Bandung Barat– Naiknya harga pupuk dan pestisida membuat petani sayur di Kampung Cibolang Desa Kertawangi Kecamatan Cisarua Kabupaten Bandung Barat keluhkan penjualan hasil panen. Selain itu, perubahan cuaca yang tak menentu juga menjadi faktor penghambat produktivitas sayur. Minggu, (03/07/2022).
Kedua faktor tersebut berpengaruh signifikan terhadap harga jual sayuran dari petani pada pengepul ataupun harga di pasaran. Saat ini (2/7) harga brokoli per kilo tembus di angka 15.000 lebih.
“Brokoli sekarang lagi 15.000 lebih per kilo karena pupuk dan obatnya mahal. Apalagi kalau seledri yang gampang diserang hama. Harapannya sih harga pupuk dan pestisida segera turun”, ungkap Muhammad, pemilik kebun brokoli seluas 250 tumbak.
Lain dari brokoli, komoditas selada justru turun harga dari 15.000 menjadi 10.000 per kilo. Meski selada tergolong memiliki masa panen yang singkat, yakni satu bulan setengah. Akan tetapi, cuaca harian yang labil menjadi faktor utama yang mengendalikan harga. Panas berlebih saat siang dan hujan deras saat malam menjadikan selada rentan lembek dan rusak.
“Sekarang mah (selada) lagi turun harga, per kilo cuma 10.000. Kalau kemarin-kemarin mah sempat 15.000 per kilo. Kalau lagi sering hujan bisa turun jadi 500 sampai 1.000 rupiah.
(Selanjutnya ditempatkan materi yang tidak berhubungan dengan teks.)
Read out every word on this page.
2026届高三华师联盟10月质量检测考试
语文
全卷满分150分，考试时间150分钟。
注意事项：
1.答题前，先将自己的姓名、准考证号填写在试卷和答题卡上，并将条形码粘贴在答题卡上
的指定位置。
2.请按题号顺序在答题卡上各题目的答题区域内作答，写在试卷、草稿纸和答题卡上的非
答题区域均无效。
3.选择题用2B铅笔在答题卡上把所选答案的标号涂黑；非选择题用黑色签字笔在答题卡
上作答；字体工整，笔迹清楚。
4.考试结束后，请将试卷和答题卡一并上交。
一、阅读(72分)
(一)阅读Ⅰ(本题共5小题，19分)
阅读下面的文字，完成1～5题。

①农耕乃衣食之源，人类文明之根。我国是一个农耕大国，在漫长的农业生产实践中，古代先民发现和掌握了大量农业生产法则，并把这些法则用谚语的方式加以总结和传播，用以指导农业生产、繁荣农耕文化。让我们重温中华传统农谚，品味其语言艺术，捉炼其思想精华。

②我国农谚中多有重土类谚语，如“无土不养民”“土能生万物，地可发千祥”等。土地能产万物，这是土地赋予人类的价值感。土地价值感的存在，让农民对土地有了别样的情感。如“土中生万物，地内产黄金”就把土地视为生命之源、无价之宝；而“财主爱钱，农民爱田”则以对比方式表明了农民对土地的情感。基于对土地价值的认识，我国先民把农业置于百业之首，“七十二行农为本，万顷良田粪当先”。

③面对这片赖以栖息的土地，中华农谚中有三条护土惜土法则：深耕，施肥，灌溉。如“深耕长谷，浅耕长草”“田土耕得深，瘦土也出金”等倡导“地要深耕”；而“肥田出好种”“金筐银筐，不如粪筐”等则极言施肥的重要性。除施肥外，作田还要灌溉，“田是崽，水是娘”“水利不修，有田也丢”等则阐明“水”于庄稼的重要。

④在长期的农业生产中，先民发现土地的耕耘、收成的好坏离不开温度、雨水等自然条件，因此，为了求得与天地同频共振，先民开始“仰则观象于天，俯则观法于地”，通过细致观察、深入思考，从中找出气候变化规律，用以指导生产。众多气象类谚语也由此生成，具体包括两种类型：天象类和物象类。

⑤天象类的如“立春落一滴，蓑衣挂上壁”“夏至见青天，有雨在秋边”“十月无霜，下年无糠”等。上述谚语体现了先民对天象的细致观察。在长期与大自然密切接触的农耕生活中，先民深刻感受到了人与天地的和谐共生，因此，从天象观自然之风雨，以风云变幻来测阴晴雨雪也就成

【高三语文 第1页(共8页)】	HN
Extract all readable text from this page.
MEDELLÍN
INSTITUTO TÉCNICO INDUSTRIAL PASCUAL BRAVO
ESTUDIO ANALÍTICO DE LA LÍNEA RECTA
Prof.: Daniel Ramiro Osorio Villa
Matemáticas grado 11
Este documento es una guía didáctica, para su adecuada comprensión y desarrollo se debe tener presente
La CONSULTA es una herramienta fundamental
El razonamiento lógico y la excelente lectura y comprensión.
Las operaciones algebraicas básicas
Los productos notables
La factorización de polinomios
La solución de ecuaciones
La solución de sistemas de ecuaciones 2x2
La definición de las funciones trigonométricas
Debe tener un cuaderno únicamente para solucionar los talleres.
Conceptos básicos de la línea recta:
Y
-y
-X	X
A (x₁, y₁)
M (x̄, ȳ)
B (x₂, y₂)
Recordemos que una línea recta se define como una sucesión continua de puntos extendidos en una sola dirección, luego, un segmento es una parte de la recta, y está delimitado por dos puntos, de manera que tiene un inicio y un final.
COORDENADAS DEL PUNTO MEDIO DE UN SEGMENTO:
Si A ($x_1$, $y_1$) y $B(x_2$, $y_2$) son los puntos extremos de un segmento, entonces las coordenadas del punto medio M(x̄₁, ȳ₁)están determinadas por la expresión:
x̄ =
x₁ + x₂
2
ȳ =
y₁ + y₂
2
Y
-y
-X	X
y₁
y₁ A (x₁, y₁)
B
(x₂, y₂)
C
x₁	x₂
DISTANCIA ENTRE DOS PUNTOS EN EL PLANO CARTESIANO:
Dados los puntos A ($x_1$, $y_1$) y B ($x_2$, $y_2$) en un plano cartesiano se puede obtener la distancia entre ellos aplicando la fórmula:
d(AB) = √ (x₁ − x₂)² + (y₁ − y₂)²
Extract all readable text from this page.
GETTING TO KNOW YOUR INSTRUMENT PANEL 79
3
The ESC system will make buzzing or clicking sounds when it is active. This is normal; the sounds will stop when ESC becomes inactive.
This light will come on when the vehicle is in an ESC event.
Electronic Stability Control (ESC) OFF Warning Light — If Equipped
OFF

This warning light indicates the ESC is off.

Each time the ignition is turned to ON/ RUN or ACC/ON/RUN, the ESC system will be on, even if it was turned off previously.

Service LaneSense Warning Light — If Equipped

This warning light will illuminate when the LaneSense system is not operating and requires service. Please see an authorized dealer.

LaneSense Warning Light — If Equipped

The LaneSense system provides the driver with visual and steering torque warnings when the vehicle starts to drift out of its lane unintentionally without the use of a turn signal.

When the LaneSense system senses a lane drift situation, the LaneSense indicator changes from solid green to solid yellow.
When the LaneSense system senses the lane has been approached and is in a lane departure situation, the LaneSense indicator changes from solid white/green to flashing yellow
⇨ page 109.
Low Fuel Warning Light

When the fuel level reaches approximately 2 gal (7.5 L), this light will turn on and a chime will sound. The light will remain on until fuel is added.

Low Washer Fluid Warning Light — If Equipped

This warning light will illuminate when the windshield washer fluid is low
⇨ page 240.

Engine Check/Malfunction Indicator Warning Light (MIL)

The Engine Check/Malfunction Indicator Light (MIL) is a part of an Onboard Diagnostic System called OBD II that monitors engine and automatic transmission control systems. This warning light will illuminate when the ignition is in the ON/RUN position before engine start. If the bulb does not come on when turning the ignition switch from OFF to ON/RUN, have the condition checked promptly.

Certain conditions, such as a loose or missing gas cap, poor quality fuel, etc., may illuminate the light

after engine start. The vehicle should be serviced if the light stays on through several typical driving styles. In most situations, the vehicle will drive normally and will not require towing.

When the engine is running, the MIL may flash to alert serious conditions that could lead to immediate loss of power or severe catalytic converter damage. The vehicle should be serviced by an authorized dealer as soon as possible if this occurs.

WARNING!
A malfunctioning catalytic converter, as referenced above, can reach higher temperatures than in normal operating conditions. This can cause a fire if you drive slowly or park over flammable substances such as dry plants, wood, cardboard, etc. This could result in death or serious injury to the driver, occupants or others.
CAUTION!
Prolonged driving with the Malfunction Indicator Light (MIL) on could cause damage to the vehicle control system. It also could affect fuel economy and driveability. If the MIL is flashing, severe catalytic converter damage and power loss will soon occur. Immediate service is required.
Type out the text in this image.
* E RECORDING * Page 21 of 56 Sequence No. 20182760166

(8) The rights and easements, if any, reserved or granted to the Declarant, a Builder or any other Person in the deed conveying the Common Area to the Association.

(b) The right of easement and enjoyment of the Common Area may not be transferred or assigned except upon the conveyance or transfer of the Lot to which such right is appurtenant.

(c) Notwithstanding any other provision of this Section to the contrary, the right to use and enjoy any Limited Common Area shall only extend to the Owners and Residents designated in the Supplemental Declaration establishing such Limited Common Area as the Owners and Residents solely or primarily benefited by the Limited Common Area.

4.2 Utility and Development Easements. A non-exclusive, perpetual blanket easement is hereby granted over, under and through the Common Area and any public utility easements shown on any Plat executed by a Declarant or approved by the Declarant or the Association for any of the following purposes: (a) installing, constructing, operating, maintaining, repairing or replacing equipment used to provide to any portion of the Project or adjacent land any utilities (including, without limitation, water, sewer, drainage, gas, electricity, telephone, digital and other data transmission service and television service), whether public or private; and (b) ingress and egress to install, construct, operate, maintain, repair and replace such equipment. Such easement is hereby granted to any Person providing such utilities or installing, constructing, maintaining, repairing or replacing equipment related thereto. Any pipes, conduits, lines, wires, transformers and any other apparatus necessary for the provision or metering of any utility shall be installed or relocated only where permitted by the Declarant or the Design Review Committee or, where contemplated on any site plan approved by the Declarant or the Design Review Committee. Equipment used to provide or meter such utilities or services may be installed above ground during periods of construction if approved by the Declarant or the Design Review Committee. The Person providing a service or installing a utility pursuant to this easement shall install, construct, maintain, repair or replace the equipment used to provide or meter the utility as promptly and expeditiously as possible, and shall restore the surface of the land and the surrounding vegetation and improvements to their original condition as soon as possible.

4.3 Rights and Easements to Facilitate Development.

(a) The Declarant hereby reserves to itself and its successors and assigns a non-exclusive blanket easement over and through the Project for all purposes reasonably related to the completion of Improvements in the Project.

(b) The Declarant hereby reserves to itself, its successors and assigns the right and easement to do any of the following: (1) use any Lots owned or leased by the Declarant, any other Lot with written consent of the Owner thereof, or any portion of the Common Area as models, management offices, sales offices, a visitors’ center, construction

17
Kalau kelebihan air mah banyak yang rusak”, terang Yuyun, salah satu pekerja kebun brokoli dan selada.
Melimpahnya stok sayur yang tidak diimbangi dengan tingginya permintaan di pasaran juga memicu lonjakan harga. Hal ini pernah dialami Yuyun saat menanam tomat. Ia mengaku pernah mengalami gagal panen, sebab melimpah ruahnya stok tomat namun permintaan pasar sedang surut sehingga banyak tomat yang disimpan hingga busuk.
“Pernah menanam tomat, tapi ya bisa dibilang belum bisa balik modal bagi petani. Cuma bisa buat makan sehari-hari saja”, lanjut Yuyun sehari seusai panen selada hampir 2 kwintal (3/7).
Keluhan serupa juga datang dari Yayan, pemilik kebun sayur dan greenhouse bunga Mawar di area Situreret Kertawangi. Pihaknya mengaku bahwa petani sayur hanya bisa ikut arus harga pasaran karena tak adanya standar harga sayur di tingkat petani.
“Sebenarnya, kendala petani sayur itu ya seputar perawatan yang masih bergantung cuaca dan cenderung tak bisa mengendalikan harga. Biasanya kan pemasaran hasil panen relatif masih konvensional, sekedar tanam, rawat, panen lalu dijual ke pengepul tanpa standar harga tertentu”, ungkap Yayan, pemilik kebun yang mulai berinovasi merintis agriwisata kebun di Situreret.
Sebagai pemilik utama kebun, Yayan berharap adanya pihak ketiga (vendor) yang membantu pemasaran hasil bumi di Kertawangi agar menguatkan daya saing produk lokal yang berpotensi meningkatkan kesejahteraan para petani kebun.